Pelos Caminhos de Westeros: Os Arryn e o Saque de King’s Landing

Agora que “Game of Thrones” entrou num longo hiatus, porque não aprender mais sobre este riquíssimo mundo? É esse o desafio para as próximas semanas: explorar e relembrar os locais, as pessoas e as histórias que GRRM criou e que a HBO transformou em imagem. Nos próximos domingos falaremos sobre as Casas e os seus membros e de acontecimentos que não foram abordados em profundidade na série. Para mais informação sobre a série, façam “gosto” na página “Game of Thrones (Portugal)“. Esta semana: Os Arryn e o Saque de King’s Landing:

A Casa

Nas montanhas da Lua, no território do Vale, encontra-se a Casa Arryn, uma das mais antigas nobres famílias de Westeros. O seu sigilo é um falcão a pairar sobre um lua crescente e o seu lema é “As High as Honor”, ou “Tão Alto Quanto a Honra”.

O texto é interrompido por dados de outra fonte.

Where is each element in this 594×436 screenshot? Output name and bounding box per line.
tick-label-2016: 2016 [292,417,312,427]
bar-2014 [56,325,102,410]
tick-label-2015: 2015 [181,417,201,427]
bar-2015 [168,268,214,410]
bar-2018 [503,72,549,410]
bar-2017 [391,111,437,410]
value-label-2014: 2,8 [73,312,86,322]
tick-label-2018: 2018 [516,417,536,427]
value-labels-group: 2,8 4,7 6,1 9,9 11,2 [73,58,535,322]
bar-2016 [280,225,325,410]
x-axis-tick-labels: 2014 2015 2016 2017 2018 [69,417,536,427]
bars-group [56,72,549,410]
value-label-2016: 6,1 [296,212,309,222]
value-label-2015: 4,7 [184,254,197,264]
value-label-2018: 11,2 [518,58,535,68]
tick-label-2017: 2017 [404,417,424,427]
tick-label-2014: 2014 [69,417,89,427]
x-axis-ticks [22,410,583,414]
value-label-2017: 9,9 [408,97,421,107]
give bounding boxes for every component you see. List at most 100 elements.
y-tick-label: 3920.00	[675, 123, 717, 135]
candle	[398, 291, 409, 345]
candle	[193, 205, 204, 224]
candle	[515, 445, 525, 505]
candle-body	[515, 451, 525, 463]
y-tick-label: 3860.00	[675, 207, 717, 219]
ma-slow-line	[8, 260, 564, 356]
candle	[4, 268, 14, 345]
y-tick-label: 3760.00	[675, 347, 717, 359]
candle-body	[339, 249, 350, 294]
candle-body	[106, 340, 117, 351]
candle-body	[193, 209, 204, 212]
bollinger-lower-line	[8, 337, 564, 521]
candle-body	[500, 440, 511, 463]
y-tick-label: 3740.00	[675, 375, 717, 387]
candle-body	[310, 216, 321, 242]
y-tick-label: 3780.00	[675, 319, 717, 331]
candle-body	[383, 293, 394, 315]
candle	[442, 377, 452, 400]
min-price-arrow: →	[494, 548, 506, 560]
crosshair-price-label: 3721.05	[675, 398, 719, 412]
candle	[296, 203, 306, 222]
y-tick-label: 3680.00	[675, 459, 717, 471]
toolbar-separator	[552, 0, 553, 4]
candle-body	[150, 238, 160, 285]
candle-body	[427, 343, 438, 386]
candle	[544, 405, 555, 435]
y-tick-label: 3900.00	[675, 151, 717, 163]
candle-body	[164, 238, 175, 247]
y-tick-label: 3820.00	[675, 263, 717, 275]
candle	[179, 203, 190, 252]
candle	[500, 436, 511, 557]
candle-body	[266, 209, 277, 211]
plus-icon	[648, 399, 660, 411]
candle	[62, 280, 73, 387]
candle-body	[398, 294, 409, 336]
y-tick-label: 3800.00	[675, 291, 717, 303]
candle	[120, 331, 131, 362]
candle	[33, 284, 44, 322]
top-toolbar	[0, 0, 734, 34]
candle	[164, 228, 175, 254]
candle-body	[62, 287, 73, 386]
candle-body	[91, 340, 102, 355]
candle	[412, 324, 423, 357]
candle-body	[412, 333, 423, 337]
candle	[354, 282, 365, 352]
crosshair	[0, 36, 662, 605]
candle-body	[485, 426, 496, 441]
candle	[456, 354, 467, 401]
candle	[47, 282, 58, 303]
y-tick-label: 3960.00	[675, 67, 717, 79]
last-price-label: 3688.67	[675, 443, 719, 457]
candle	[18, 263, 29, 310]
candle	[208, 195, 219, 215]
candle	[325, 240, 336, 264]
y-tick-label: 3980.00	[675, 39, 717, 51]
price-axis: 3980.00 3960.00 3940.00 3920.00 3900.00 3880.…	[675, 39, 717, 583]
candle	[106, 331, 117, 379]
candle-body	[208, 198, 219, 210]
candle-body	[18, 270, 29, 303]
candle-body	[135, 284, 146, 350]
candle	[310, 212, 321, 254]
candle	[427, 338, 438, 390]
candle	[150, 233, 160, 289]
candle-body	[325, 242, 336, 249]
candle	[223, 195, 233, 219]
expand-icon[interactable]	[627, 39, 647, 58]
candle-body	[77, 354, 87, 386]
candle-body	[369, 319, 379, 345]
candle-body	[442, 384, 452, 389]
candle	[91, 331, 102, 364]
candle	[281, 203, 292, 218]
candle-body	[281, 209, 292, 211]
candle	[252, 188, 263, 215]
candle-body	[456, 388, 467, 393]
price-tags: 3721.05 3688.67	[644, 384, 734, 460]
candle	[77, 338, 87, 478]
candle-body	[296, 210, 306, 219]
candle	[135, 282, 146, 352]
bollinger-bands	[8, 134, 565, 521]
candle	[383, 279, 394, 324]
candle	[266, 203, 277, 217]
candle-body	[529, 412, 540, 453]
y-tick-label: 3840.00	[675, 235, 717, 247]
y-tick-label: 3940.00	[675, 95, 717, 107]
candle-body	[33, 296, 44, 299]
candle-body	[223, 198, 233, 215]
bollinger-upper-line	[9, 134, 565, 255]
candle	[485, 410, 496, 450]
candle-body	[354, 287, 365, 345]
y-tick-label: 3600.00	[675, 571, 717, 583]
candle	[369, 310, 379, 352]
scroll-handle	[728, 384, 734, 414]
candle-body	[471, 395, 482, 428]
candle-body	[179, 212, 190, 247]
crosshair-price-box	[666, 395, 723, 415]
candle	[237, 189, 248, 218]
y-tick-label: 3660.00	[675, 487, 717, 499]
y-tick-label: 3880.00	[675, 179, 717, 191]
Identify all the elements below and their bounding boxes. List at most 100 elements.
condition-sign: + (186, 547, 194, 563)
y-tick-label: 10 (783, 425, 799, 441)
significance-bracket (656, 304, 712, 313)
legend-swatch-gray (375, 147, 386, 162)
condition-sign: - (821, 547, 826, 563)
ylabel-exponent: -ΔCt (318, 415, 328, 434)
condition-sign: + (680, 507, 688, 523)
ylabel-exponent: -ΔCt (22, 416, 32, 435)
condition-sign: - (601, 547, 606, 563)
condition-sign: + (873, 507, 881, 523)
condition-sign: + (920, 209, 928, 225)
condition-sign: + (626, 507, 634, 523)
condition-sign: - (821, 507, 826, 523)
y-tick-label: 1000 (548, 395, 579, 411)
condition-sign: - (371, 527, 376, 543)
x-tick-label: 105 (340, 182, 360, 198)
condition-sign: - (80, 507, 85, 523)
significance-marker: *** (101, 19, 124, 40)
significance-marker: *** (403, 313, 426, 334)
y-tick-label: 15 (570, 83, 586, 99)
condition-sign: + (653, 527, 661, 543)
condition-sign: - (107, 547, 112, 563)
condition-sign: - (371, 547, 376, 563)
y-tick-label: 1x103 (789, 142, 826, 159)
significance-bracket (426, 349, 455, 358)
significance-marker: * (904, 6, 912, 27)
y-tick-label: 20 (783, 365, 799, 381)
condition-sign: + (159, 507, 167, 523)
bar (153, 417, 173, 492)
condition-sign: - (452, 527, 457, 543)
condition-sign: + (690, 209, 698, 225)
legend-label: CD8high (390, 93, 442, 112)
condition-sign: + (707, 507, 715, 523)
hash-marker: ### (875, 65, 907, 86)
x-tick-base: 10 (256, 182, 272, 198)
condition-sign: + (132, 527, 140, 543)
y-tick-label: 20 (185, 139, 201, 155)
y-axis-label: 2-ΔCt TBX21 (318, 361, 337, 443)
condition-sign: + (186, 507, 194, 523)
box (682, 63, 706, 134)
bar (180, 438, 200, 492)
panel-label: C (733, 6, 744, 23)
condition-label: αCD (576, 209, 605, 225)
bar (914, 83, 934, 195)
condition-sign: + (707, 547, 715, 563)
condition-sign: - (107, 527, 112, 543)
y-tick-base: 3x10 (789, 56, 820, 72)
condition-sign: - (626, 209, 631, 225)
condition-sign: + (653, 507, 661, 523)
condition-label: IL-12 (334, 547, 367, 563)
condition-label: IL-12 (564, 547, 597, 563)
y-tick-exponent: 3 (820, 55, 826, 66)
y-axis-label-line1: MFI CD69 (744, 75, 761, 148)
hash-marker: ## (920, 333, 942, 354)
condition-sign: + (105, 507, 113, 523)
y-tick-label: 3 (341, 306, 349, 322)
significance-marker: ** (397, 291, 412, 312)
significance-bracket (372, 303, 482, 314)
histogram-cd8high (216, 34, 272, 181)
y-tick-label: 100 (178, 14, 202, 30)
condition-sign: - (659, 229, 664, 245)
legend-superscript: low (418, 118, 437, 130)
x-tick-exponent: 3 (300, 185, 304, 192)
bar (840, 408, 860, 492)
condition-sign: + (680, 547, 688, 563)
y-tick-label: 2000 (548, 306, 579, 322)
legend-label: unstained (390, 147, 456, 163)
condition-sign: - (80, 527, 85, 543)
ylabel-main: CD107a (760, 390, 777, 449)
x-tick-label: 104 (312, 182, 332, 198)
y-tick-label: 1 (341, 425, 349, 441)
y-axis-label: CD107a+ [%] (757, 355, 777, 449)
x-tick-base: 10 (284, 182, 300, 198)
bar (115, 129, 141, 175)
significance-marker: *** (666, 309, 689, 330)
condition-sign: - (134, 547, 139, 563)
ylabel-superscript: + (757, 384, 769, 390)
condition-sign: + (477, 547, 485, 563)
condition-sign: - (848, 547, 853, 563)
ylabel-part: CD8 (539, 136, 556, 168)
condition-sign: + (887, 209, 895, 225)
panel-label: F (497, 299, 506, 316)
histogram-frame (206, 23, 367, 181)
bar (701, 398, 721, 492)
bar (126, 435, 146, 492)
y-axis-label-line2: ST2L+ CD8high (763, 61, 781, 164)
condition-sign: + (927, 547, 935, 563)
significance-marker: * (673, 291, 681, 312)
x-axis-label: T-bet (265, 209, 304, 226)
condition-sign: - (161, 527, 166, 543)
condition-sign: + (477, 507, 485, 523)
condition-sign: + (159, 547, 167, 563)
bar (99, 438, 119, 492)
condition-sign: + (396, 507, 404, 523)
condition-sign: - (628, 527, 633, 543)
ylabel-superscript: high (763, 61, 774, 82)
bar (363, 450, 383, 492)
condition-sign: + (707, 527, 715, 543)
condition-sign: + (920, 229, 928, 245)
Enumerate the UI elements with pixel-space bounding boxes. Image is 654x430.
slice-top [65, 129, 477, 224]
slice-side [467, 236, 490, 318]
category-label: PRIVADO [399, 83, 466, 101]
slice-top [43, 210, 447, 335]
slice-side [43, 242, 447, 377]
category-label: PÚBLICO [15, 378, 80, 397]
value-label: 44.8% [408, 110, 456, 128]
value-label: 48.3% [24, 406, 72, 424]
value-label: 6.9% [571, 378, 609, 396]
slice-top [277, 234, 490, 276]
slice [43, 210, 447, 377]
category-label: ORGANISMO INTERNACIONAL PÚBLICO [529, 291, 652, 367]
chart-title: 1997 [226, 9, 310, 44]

Os Arryn são descendentes directos dos invasores Andals, que desembarcaram nos Fingers. Segundo a lenda, Artys Arryn, conhecido como o Winged Knight atravessou os céus montado num falcão gigante e pousou no pico da mais alta montanha, onde venceu o Rei Griffin (grifo) em batalha, há seis mil anos. Foi a primeira grande vitória dos Andals sobre os Primeiros Homens. Sir Arryn foi recompensado com o título de Rei da Montanha e do Vale e a região onde se localiza o Eyrie mudou de nome para Vale de Arryn. Como normalmente casam com outros nobres da mesma descendência, a Casa Arryn mantém a mais pura linhagem de nobreza Andal.

Quando Aegon chegou a Westeros, encarregou a sua irmã Visenya e o dragão Vhagar de submeter o Vale e a Casa Arryn ao domínio Targaryen, que após uma resistência inicial, curvaram-se. Mantendo o controlo da região como Lordes do Vale e Regentes do Este.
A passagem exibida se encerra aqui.